When Students Fear a New Text
In fourth grade, right before we were about to step onstage for the yearly choir concert, my teacher told the class to picture the audience as giant pickles. She explained that giant pickles are funny and that if we could laugh before the concert, we wouldn’t be nervous. Of course, we had all heard about picturing the audience in its underwear, but that line had become worn out. The success of the pickle picturing plan was its novelty in addition to its effectiveness. We weren’t scared of performing because we were performing for giant pickles. It was new, and it worked.
Today, as my students work to see themselves as writers, I draw on my fourth grade teacher’s advice. How can I make the oftentimes daunting task of writing new and exciting? What can I do to demonstrate to my students that new texts are not tedious and should never be sources of fear?
On the first day of analyzing a new text, my students are hard at work charting the text. As a group, we have broken it into digestible chunks, and now, we are completing a triple-entry journal that will act as the pre-writing for our argumentative analysis essays. Our goal is to dive into the brain of the author to figure out how he is trying to persuade us. As effective as this is, it has also been done before. It is the equivalent of an audience in its underwear.
Drop Everything and Play
Dropping everything and playing is the pickle in the audience. The goal is to transform the fear of a new text into an opportunity for pure creativity.
More specifically, when students drop everything and play with a text, they are given complete creative license to do anything they want with their copies of the text.
The Assignment
STOP ANALYZING. START PLAYING.
Your task is to take the first chapter of Night and turn it into something completely new. Extra points if it is unrecognizable from the original text.
Play-friendly Texts
My advice is to pick a text that is, of course, relevant to your content, but also slightly harder than what is normally read in your classroom. Remember, you are looking for that “Aha!” moment when students realize the text isn’t impossible or daunting.
Texts I have used:
- Chapter 1 of Elie Wiesel’s memoir, Night – Students encounter words like shtibl, penury, treatise, and antechamber.
- Gravedigger Scene from Hamlet (found here) – We played with just the “Alas, poor
David Tennant as Hamlet – Image via andretchaikowsky.com Yorick…” speech. This text lends itself well to budding poets.
- Chris Ferrante’s 2013 article, “Playing God: The Ethics of Euthanasia” (found here) – We used this as debate preparation after reading Of Mice and Men.

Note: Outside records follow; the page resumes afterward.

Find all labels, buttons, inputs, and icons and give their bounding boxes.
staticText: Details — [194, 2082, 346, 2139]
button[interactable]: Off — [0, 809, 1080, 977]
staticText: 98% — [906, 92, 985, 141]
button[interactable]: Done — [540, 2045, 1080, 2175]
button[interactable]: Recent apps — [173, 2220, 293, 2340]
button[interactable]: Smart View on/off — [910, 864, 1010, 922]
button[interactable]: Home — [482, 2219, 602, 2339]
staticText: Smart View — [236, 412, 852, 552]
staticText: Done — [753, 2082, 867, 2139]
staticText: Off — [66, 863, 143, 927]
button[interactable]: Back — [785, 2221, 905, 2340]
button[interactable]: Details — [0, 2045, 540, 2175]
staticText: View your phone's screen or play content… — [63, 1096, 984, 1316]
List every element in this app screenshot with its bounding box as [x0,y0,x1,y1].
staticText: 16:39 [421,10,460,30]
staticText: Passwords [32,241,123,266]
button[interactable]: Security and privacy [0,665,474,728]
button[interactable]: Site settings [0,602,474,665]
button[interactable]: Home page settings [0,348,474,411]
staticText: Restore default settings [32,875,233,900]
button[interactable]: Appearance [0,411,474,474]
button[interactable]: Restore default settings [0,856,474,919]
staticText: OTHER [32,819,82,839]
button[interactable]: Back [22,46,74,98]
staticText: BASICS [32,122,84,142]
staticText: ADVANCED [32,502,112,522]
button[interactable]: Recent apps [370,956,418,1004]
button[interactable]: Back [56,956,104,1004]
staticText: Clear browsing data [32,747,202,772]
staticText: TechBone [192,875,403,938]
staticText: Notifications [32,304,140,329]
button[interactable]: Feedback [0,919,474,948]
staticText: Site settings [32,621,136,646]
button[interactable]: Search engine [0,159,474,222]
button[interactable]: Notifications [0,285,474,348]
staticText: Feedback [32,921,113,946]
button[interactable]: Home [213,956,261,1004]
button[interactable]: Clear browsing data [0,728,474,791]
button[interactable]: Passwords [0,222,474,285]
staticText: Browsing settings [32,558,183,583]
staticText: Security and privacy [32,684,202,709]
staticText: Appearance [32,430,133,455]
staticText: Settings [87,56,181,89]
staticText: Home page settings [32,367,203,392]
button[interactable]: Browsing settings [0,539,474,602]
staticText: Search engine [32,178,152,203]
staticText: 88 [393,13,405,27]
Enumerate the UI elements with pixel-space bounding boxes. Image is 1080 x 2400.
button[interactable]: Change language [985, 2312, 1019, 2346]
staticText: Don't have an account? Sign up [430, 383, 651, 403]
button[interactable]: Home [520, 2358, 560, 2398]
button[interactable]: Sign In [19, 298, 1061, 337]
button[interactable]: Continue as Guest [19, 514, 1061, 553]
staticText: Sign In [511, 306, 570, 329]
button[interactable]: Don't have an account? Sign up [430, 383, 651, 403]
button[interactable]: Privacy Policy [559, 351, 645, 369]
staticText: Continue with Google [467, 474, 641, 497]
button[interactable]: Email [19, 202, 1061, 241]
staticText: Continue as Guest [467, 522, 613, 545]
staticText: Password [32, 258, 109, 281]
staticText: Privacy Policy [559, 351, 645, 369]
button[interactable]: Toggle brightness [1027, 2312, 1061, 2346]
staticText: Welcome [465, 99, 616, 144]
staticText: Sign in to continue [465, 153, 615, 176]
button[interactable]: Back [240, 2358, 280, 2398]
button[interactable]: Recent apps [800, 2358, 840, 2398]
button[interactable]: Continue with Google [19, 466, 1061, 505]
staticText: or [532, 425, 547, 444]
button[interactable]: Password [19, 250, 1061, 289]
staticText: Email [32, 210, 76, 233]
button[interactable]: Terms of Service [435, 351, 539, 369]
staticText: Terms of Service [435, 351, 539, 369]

This is the most difficult text we read all year, but it has the most opportunities for play.
Results
- Students cut out individual words and pasted them on a poster to create a word cloud.
- Students blackened out almost all of the words in the article and created a blackout poem.
- See http://newspaperblackout.com/ for a fantastic database of examples.
- Students wrote found poems and short stories based on words and phrases in a text.
- Sayler’s Hamlet Found Poem:
Horatio I knew your merriment. I knew your grinning. I knew how your lips kissed and how - in my imagination she abhorred her own chamber - her lips kissed back a thousand times. Now, her songs mock me. Not one favour to know. Not one favour to roar. Your infinite jest. My infinite imagination.
- Students created vocabulary flashcards for difficult words and quizzed their peers.
- While reading an argument about the declining reading abilities of Americans, a student cut out each word in the text and created an alphabet book with each page corresponding to a letter of the alphabet. Each letter’s page included every word from the article that started with that letter.
Reflection
During our Drop Everything and Play time, words become tools for creativity as opposed to hurdles and barriers to understanding. The texts themselves become less intimidating. They become something that can be analyzed.
Overall, I want my students to enjoy playing with words. I want them to see how malleable and fluid language is. They need to recognize new and complicated texts as avenues for entertainment and creativity.
Of course, the analysis has to follow. And it will. Students will gravitate toward making connections and digging into the text to discuss the author’s motivation. They will get there. But the foundation of the experience must be creativity. After all, we are asking them to become writers, creators of content, and molders of meaning. Writing is an entirely creative process, so when students can first interact with a text by turning it into a pickle, their response to it as writers will be monumentally more creative. When we drop everything, we give our students the opportunity to change and be changed by writing.